Because their study included a control group, there are fewer threats to its internal validity. For example, it is unlikely that maturation explains differences in adolescents’ substance use because both groups of adolescents were assessed at the same point in their development. Similarly, the dropout rate of participants in both groups was roughly equal, ruling out attrition as a possible explanation for their findings. However, the use of nonequivalent groups can introduce a special threat to internal validity called selection bias.

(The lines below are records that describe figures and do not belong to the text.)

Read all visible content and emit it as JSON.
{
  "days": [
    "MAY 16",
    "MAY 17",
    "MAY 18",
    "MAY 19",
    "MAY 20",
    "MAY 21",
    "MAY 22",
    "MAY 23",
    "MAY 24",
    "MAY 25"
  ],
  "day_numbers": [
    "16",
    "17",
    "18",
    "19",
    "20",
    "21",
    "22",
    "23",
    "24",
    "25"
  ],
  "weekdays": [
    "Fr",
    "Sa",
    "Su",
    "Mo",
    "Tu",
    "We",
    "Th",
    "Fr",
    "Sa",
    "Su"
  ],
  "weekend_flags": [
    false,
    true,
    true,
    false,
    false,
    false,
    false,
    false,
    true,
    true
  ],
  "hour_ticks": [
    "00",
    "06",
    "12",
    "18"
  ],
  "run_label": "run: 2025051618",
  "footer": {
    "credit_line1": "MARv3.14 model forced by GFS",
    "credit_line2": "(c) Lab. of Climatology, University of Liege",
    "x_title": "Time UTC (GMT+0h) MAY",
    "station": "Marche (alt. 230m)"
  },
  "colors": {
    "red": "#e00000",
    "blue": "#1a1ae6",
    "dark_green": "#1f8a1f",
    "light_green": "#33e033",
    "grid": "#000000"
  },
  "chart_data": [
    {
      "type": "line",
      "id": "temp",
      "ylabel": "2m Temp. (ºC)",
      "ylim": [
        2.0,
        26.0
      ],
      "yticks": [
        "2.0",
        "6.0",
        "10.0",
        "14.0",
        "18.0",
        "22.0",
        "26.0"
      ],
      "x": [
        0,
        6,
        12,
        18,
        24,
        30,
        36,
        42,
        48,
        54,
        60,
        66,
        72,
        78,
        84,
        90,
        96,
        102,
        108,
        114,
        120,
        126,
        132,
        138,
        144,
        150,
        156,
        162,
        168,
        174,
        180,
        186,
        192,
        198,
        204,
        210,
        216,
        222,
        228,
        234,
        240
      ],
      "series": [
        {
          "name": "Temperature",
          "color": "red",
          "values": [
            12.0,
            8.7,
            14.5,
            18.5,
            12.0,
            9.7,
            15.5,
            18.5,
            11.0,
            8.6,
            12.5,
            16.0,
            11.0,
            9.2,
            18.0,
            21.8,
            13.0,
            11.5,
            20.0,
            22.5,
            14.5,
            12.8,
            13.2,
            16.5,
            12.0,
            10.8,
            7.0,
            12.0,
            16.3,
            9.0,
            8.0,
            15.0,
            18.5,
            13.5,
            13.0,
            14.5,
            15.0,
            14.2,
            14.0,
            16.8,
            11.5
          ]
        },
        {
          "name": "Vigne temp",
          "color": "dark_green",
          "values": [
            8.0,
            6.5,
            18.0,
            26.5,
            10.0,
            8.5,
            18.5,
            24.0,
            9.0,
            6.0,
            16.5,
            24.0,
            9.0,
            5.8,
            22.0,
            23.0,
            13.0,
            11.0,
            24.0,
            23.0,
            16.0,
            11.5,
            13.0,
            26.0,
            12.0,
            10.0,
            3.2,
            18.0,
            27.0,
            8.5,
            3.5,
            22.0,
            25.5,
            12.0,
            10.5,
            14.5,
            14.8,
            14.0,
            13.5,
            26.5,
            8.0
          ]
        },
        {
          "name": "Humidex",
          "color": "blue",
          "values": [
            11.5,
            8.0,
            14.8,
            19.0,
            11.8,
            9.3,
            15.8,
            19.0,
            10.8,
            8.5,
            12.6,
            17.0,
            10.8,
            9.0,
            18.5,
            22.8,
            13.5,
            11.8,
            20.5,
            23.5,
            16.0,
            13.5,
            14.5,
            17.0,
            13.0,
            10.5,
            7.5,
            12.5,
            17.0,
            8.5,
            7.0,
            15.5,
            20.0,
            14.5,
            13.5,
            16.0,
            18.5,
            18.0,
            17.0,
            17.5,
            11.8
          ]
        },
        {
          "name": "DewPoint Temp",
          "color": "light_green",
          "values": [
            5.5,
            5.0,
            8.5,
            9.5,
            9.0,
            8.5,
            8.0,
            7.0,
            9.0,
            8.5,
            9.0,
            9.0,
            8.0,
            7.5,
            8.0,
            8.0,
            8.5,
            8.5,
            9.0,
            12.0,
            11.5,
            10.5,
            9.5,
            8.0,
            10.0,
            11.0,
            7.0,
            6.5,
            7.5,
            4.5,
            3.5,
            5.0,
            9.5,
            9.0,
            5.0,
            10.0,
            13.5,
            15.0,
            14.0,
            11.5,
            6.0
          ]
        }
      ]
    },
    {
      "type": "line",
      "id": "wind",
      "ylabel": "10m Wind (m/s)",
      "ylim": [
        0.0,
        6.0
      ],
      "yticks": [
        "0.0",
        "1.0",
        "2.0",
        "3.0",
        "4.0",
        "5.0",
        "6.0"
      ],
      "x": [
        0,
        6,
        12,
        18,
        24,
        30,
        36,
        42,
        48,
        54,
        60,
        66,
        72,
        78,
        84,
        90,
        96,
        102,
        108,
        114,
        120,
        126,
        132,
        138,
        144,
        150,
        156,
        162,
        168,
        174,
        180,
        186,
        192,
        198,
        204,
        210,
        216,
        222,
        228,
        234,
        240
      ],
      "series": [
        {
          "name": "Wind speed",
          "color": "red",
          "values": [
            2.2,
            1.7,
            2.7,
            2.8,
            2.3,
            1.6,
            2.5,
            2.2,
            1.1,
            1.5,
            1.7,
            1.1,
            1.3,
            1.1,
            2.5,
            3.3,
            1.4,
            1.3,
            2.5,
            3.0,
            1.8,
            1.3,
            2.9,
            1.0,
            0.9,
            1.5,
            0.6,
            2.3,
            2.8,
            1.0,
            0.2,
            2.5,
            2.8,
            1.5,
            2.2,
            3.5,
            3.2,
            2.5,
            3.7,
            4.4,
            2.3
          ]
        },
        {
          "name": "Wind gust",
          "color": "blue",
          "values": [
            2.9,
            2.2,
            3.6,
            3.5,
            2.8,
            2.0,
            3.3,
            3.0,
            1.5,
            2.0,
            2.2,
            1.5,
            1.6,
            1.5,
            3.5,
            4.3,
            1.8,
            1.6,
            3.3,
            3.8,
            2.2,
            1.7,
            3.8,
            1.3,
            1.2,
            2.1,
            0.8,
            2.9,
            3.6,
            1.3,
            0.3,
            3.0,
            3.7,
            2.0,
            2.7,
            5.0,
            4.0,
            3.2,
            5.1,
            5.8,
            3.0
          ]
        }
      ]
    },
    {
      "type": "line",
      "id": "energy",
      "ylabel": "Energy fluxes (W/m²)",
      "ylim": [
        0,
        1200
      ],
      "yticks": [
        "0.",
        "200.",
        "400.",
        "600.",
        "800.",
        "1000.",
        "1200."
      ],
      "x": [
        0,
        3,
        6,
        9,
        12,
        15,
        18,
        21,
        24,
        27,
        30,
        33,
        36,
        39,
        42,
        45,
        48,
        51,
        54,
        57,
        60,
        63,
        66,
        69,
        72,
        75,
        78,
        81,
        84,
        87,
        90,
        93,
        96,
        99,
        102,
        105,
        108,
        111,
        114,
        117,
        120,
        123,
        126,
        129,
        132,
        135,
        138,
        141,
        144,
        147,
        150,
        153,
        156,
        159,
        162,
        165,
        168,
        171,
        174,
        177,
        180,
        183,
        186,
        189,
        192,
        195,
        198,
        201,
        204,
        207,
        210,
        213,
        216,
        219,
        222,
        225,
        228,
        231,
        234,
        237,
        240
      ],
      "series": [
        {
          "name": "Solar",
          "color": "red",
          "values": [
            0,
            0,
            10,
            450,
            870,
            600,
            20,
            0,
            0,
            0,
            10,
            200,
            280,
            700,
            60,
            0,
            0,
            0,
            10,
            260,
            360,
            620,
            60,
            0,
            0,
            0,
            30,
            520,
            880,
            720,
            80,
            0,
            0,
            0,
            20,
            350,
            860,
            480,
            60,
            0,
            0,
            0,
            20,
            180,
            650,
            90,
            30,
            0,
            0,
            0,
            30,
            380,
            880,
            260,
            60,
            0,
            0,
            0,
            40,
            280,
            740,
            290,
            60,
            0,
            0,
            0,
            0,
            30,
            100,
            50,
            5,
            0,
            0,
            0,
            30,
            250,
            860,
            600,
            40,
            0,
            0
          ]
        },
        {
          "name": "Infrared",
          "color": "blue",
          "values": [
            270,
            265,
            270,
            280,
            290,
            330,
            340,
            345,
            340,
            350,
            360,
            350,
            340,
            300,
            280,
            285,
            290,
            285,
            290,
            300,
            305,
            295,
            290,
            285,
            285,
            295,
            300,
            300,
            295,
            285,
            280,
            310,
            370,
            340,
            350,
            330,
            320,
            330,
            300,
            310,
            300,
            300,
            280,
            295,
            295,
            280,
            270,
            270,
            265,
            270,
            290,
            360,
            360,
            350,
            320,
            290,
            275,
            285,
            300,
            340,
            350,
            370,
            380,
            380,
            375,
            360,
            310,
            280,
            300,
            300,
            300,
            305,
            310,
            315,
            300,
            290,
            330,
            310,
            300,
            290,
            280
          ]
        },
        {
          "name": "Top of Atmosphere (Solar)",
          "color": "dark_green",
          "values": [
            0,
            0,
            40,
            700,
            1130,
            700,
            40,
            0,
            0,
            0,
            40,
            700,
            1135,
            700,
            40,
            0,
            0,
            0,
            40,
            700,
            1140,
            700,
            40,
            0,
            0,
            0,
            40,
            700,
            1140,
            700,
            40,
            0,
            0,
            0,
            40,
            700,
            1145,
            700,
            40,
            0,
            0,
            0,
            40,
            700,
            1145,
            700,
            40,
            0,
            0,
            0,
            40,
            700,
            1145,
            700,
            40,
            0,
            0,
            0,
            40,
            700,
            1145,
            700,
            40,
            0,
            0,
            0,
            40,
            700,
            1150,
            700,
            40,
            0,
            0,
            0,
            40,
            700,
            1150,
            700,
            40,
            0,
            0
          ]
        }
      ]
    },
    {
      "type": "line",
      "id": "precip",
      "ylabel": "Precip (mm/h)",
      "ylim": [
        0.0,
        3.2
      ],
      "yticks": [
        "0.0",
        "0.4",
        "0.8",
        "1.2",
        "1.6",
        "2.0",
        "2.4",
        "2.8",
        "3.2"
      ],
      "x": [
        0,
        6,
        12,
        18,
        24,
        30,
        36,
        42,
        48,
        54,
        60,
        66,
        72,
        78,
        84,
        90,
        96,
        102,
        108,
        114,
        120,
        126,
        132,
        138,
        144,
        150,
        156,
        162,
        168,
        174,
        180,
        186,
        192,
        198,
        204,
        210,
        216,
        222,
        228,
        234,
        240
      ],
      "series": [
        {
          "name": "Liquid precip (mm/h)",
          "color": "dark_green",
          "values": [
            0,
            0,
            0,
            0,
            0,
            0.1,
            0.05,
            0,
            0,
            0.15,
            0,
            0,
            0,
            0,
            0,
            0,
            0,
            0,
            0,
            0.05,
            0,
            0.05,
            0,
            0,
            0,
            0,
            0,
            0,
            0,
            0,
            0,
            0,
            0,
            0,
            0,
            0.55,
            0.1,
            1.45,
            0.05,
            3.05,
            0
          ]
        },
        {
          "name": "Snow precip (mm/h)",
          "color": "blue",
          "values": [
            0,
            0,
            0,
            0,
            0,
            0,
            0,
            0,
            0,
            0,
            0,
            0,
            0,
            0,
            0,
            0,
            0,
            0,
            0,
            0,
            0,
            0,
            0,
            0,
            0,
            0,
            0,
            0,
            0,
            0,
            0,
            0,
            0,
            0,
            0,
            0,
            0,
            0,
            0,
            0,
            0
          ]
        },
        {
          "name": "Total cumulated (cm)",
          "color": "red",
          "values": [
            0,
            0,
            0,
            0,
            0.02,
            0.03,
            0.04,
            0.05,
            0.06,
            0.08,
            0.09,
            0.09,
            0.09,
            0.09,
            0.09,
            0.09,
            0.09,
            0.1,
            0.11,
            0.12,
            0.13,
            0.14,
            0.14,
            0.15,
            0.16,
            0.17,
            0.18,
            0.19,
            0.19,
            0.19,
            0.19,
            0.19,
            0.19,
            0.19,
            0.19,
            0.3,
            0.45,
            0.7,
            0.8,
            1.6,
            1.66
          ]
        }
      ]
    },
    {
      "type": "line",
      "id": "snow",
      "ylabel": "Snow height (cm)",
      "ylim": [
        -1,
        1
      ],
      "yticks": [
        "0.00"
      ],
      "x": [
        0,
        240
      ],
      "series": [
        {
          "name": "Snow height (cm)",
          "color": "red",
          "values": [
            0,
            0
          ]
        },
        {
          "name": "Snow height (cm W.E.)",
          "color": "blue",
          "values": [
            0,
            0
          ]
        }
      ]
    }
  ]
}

Selection bias refers to a systematic difference between the treatment and control groups that emerges when groups are not randomly assigned. Because their study lacked random assignment, youths in the treatment and control groups were nonequivalent at the beginning of the study. It is possible that subtle differences in demographic variables, family background, or attitudes toward medication existed between the two groups at the beginning of the study. Therefore, the differences in substance use seen at the end of the study might be explained by these subtle differences rather than the medication itself.